One perk of being a graduate of the History Department at Big Public University is the invitations to the annual History Day, an event designed for alumni at which professors give short presentations on their topics of research. I can't often get to these, but I did this year. The theme was the History of Food. We heard about whether the frequently and lengthy Eastern Orthodox fasts were debilitating or redundant on 19th century Russian peasants who were starving anyway, on contemporary gooseberry picking as a relic of the traditions of the yeoman American farmer, on surviving detailed descriptions of the dishes delivered by the bishops of medieval Florence as gifts to their general factotums (pork steaks with pork side dishes, giant fifty-egg quiches), and, most interestingly, on the history of olive oil.
The presenter began by showing pictures and diagrams of olive oil presses from various places and time periods, illustrating the great variety of ways in which the oil can be extracted, with or without crushing the pit, etc.

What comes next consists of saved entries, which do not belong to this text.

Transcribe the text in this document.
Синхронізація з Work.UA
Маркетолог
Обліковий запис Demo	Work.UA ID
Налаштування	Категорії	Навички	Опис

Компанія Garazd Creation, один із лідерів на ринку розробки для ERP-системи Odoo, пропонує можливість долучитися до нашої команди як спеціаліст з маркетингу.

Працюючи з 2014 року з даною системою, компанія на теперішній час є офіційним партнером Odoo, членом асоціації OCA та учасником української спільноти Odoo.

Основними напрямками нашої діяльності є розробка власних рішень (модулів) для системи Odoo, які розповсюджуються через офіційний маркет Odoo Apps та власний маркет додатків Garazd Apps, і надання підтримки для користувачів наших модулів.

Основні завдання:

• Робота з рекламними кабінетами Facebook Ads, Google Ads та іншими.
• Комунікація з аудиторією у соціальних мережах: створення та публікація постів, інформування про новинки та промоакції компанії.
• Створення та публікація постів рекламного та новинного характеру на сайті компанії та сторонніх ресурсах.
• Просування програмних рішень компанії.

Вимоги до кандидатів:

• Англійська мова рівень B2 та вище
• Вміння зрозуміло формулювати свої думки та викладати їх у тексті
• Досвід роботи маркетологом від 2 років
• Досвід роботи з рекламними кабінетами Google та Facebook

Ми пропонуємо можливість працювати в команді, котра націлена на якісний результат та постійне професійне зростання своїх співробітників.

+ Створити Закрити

In the 18th century Mediterranean, a traditional olive oil that was dark, opaque, and acidic, was replaced by an oil that was light, clear, and non-acidic - more like the extra virgin olive oil we're familiar with today - much to the distress of traditionalists at the time. Why did this happen? Well, most of that oil was being exported to Britain and the Netherlands. What? Was London experiencing an outbreak of Italian restaurants? No: it was going to lubricate the machines of the Industrial Revolution. The new kind of olive oil stored and lubricated better than the old, and indeed was the best oil for the purpose then available. (Modern mineral oil would arrive later.) Conclusion: what's good for machines is good for you.
After the fast talks, the feast: appropriately, a table loaded with sweets and savories, a huge swarm as people tried to figured out how to arrange themselves to get at the table, and a certain amount of standing around and talking. I spotted one fellow alumnus whom I knew, but he was intensely occupied.